The fact that this disconnect between executive belief and employee reality with regard to AI is now showing up in study after study suggests that this phenomenon is not just noise. There appears to be a worrying gap between the perceptions of AI among those leading enterprises, and those employees on the ground actually tasked with using it. There are many reasons why this may be the case. Large language models (LLMs) hallucinate at a high rate, meaning that output is frequently fabricated and needs careful checking. LLMs are probabilistic in nature, whereas enterprises are used to dealing with deterministic systems that behave reliably and consistently. There are issues with integrating AI into legacy applications, problems with data quality, employee skills and more that may be hindering successful AI adoption.
LLMs have many uses, such as pattern recognition, generating text creatively, creating images and videos, software engineering etc.

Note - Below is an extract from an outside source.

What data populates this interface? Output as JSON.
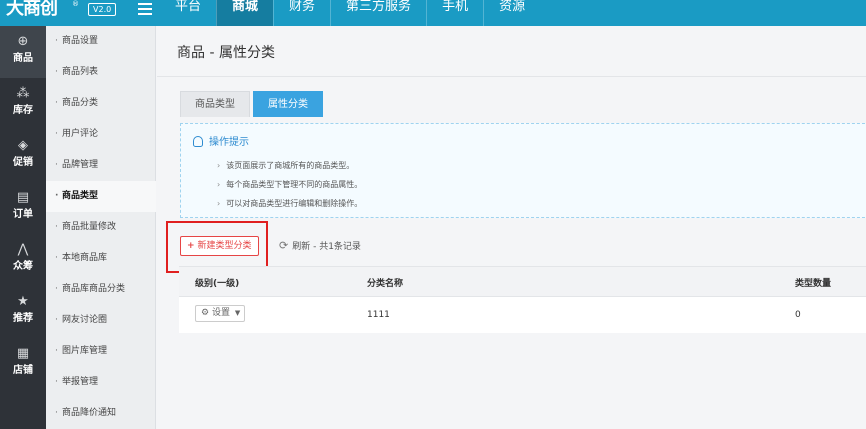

There are areas where AI is already delivering value. Software development, customer support, and content production have all seen measurable efficiency gains from AI-assisted workflows. An April 2026 research paper from Stanford examine 51 of successful AI projects. However, these gains appear to be uneven, often concentrated in specific roles or tasks, and may not yet be large enough to shift overall productivity metrics at the firm or economy level. Even in the Stanford report, 61% of companies reporting on a successful project had previously had a least one prior failure.
On the other hand, most business processes require highly reliable computer systems. Industrial processes require failure rates far below 1%. Six Sigma compliant organisations (such as Motorola, Boeing or General Electric) aim for 99.99966% accuracy, or 34 defects per million opportunities. LLMs regularly hallucinate at a 20% rate or higher, depending on a number of factors. To be more precise, they usually fall in a range of 20%-27% according to one April 2026 study. Even in the most constrained of cases (where the “temperature” of the LLM is artificially set to zero), hallucination rates are around 5%. These numbers are simply too high for a lot of tasks in industry. You don’t want one in five of your deliveries going to the wrong address, or one in five of your bank payments going to random bank accounts. This is especially the case in regulated sectors such as medicine or finance, or where there are safety critical systems involved. If humans need to be “in the loop” to check LLM output, then that extra work eats into any productivity savings that the AI may have made.
As time passes there will doubtless be more research into this area, but it would seem that enterprises need to carefully scrutinise the productivity claims of the AI vendors and those who gain from selling it. There are certainly some good use cases for AI, but we need to be collectively more careful at finding the best use cases, and being selective about where it is applied. Above all, we need to treat AI like any other technology investment, and carefully measure its impact and return on investment. The honeymoon period for AI is over.